Lectura de proverbios. Febrero, Bueno el tiempo»,

También hubo silencios y muertos y pestes y sequias.

Cuanto gringo lloró impotente la ausencia de la lluvia

sobre el campo esperando como mujer tendida,

Del otro lado del mar venían. Las mujeres querían


el regreso. Vollenweider, inquebrantable les decía:

«Cuiden los niños y la casa. Cuiden vuestros hombres,

que no ha de faltar el pan mientras el trabajo

y la esperanza vivan». De Carlos Casado rondaba

en sus oídos la promesa:

«Desde La Rivière hasta Laguna Larga -Beravebú

dicen los indios- será para usted y su gente.

Las tierras son muy buenas. Buenos los pastos.

Yo le prometo semillas, crédito, herramientas

y hasta el riel y la estación si usted me apura.

Vaya, rece por agua, que lo demás es del trabajo

y de Dios, que está con usted y está conmigo».

Bajo un ombú pararon. Clavó Vollenweider una estaca

que todos rodearon enseguida. «Este lugar será

La Lydia», se convino. Este lugar será de todos

y para todos el crocante pan y la caricia de la harina.

«Desde la mañana la lluvia continúa. Se limpian

las armas. Llegan arrendatarios italianos. Febrero 12».

Eran más dulces sus nombres: Nocino, Delmaschio,

Mellano, Gaborini, Schiozzi, Clérici, Mancini.

Eran guapos para el trabajo y bien dispuestos

y fornidos. Este era el sur y a trabajar venían.

Este era el sur con un aluvión azul de altura

y ellos rompían terrones sin mirar a lo alto

durante todo el día. Por las noches, desde el amor

crecían. Los hijos fueron su pena y su alegría.

En el pueblo que debió llamarse La Lydia

don Guillermo Plater era el Juez de Paz y la paz

alrededor crecía (incluso cuando contratistas

irlandeses bautizaron hacia el sureste al pueblo

con un nombre de indios: Los Quirquinchos,

que quiere decir sin dientes.

También cuando los habitantes exaltados

resistieron el pago de los faroles Kitson).

Y fue creciendo el caserío y fue esperándome


hasta ochenta años para que yo lo cantara.

Los gringos se sentaban al final de la mesa larga,

sin cepillar, de basto pino.

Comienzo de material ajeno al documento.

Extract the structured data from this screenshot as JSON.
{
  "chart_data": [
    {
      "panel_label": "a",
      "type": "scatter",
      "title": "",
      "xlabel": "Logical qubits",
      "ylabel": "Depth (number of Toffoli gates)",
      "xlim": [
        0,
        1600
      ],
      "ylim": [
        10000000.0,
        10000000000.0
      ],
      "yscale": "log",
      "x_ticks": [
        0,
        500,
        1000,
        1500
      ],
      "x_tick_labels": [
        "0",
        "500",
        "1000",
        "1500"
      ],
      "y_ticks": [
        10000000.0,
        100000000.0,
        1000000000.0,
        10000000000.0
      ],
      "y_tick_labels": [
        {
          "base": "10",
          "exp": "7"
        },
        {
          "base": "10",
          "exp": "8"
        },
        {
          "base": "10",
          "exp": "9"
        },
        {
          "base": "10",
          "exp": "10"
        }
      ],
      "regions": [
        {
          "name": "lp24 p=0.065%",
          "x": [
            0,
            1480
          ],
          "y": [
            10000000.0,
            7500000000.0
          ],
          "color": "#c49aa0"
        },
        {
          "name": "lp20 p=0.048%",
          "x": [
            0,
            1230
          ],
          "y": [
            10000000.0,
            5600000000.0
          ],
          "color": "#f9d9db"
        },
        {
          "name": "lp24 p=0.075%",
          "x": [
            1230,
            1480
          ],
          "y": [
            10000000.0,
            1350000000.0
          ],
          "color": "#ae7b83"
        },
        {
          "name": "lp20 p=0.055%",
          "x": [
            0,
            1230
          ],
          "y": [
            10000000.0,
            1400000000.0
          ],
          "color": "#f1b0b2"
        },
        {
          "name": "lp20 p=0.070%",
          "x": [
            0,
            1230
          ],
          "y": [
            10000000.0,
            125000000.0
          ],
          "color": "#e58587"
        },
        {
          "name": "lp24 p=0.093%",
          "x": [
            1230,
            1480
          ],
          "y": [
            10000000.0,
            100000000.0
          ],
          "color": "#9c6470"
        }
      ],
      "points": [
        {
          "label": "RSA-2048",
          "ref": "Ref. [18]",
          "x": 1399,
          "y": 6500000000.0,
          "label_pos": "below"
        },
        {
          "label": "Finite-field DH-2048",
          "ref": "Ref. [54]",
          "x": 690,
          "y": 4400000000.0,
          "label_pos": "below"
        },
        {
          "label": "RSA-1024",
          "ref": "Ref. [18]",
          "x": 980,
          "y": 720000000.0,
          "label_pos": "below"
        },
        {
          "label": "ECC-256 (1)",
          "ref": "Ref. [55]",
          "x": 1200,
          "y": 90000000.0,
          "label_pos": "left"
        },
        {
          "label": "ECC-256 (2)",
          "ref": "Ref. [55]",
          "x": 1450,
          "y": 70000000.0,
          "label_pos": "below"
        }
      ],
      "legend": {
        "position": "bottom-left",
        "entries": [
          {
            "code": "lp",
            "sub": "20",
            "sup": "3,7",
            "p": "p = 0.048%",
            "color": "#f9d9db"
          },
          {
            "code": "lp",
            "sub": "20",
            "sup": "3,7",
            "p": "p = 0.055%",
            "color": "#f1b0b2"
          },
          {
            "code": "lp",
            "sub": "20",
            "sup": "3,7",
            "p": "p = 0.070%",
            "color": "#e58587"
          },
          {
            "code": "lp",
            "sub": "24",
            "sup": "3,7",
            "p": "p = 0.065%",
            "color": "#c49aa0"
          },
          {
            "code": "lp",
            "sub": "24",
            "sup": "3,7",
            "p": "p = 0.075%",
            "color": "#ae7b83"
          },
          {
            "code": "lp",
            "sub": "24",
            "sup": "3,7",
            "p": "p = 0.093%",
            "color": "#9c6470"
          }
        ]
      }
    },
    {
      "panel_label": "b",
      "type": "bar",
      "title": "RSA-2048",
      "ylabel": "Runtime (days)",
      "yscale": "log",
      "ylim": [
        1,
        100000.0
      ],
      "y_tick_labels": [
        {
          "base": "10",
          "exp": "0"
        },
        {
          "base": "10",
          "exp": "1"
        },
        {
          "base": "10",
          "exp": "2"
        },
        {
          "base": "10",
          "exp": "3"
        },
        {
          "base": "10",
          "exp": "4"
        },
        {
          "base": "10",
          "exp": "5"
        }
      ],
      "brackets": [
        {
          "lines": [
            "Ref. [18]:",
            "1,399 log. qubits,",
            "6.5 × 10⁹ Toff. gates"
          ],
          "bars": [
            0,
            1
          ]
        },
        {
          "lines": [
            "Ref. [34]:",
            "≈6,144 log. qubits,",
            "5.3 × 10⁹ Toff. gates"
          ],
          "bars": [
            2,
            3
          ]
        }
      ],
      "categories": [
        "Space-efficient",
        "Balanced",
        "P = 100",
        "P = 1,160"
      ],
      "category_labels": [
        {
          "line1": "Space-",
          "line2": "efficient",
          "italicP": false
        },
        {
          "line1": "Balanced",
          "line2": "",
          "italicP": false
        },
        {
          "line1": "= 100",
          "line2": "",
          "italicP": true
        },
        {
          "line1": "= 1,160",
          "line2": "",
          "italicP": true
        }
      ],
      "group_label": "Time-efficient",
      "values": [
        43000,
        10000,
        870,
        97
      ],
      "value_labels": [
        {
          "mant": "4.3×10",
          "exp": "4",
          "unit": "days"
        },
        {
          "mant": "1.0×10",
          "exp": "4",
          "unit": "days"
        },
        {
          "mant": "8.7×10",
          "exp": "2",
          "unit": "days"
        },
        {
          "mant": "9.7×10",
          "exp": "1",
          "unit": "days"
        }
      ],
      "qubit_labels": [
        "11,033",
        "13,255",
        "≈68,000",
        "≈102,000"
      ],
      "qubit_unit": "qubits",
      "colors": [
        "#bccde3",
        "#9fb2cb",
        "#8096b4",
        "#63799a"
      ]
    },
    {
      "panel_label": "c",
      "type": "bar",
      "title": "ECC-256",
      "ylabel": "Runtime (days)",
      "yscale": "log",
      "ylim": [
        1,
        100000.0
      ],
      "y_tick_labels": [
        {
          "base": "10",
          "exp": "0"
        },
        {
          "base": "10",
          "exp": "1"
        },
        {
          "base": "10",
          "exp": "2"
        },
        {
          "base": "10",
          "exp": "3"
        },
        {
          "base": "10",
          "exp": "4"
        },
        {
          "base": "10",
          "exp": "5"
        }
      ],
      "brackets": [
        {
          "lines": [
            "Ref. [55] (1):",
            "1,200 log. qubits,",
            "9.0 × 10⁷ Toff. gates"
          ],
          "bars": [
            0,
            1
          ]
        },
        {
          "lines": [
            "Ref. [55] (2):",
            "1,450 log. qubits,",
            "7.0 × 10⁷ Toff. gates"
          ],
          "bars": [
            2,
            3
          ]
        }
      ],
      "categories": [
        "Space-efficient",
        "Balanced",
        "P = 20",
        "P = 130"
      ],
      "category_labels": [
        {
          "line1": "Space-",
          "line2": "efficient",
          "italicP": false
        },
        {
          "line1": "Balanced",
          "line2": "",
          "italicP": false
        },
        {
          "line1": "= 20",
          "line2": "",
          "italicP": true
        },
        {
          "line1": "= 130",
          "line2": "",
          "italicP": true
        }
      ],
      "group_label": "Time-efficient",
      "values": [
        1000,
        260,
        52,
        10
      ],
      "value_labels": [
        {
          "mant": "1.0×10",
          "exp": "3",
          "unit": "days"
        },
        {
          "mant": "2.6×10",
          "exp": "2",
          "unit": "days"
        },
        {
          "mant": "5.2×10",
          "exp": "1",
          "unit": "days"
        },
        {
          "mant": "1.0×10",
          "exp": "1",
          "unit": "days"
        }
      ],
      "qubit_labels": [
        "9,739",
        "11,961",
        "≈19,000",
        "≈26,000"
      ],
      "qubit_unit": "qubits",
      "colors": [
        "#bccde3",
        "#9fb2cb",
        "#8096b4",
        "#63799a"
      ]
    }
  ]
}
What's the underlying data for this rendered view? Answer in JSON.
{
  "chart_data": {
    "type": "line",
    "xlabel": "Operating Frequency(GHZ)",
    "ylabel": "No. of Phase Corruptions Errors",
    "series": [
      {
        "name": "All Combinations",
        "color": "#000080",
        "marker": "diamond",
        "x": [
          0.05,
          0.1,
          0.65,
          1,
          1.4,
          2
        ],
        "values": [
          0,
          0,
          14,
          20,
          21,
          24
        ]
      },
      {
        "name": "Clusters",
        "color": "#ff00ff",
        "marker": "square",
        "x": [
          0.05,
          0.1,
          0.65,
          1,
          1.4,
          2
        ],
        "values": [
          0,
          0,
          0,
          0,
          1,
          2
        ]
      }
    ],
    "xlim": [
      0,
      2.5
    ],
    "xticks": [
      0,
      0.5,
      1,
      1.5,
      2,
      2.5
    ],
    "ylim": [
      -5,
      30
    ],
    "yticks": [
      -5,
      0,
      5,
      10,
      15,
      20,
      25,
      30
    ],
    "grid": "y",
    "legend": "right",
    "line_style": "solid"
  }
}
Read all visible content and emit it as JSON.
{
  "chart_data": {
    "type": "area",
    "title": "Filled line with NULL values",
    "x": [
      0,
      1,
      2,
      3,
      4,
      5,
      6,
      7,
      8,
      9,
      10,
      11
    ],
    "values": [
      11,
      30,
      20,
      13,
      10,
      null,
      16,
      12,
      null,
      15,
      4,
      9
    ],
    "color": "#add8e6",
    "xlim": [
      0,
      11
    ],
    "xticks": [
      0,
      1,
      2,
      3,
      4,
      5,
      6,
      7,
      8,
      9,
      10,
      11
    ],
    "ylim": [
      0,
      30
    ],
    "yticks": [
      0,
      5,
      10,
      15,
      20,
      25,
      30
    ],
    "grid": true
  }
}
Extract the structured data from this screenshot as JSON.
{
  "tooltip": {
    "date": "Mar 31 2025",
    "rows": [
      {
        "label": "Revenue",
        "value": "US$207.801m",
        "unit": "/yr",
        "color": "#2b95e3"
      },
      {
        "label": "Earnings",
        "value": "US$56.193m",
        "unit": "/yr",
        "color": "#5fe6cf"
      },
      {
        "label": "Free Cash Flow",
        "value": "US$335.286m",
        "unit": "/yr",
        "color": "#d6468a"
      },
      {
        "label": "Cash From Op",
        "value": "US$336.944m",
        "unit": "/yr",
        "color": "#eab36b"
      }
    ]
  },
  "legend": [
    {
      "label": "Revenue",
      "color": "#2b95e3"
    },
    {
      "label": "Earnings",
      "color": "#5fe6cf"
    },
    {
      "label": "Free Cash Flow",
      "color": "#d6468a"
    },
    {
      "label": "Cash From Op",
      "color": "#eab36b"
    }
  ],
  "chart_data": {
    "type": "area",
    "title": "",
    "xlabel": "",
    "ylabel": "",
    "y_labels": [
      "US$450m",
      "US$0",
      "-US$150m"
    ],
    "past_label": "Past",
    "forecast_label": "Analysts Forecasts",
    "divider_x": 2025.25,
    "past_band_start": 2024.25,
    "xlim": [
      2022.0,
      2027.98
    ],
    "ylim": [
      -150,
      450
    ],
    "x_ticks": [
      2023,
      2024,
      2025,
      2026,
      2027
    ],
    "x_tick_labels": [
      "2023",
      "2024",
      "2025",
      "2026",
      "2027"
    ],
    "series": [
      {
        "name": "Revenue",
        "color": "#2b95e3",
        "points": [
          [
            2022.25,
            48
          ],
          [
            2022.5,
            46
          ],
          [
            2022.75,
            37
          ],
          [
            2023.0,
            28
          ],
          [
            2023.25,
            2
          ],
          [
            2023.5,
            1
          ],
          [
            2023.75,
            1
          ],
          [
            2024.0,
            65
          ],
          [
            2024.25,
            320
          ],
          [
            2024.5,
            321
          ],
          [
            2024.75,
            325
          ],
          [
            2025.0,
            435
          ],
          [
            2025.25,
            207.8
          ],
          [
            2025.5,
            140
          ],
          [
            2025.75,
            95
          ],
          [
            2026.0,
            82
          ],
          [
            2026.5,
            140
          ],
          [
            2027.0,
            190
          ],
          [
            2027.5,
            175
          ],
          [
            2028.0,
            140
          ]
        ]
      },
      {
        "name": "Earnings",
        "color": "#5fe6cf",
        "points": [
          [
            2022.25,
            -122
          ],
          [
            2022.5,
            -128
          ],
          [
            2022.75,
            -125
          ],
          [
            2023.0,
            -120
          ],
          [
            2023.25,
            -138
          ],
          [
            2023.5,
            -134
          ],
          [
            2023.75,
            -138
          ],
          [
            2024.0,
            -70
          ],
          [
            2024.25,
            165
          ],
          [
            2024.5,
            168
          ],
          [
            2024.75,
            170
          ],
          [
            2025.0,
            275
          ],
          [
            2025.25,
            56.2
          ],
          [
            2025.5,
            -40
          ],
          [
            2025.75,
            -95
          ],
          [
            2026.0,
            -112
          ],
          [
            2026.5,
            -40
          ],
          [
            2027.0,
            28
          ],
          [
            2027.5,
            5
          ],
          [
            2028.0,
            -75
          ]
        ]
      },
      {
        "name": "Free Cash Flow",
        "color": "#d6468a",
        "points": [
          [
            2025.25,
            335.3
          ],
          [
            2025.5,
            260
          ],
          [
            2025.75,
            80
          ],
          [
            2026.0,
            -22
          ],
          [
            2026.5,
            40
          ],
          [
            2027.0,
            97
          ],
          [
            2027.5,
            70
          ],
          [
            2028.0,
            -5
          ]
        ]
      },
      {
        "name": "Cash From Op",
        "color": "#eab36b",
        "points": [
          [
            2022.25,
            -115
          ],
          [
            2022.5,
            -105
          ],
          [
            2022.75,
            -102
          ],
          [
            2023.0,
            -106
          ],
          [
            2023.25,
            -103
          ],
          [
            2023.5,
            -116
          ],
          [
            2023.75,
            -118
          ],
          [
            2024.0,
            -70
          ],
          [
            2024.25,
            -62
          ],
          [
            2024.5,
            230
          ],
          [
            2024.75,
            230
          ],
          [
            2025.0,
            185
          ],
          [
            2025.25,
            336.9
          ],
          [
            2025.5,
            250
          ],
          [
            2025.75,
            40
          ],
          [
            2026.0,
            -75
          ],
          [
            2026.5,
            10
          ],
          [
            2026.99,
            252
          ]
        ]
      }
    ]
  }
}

Boina, toscano fuerte

y mirar severo para todos. Desde allí dirigían

las siembras, los hijos, las cosechas, los nacimientos

y las pariciones de los animales. A través de los grandes

bigotes llovidos daban las órdenes que no eran resistidas.

Eran padres bíblicos. Padres campesinos.

Eran colonos que se llamaban también: Juvenal Pozzi,

Juan Bivi, Santiago Zanelli, Luis Benedetto, José Collino,

y eran rectos como un cordel tendido. Eran la santidad

del pan y la alegría jocunda de los vinos.

Así poblaron esta pampa Virgen con la sangre

de la Europa cansada. Sólo la paz. Sólo el trabajo

honrado y el pan de sus hijos eran el norte ansiado.

Acá vinieron mis mayores y parieron hijos

díscolos y tristes, que sin embargo emigraron.

Por eso ahora canto desafiando al olvido

y al óxido que todo lo corroe y lo conmueve.

Me he propuesto ser la voz y la memoria

de los míos, porque a mí me ha sido dado el canto

-como a otros el fuego, el poder, los diluvios--

y la numerosa planicie poblada de pájaros.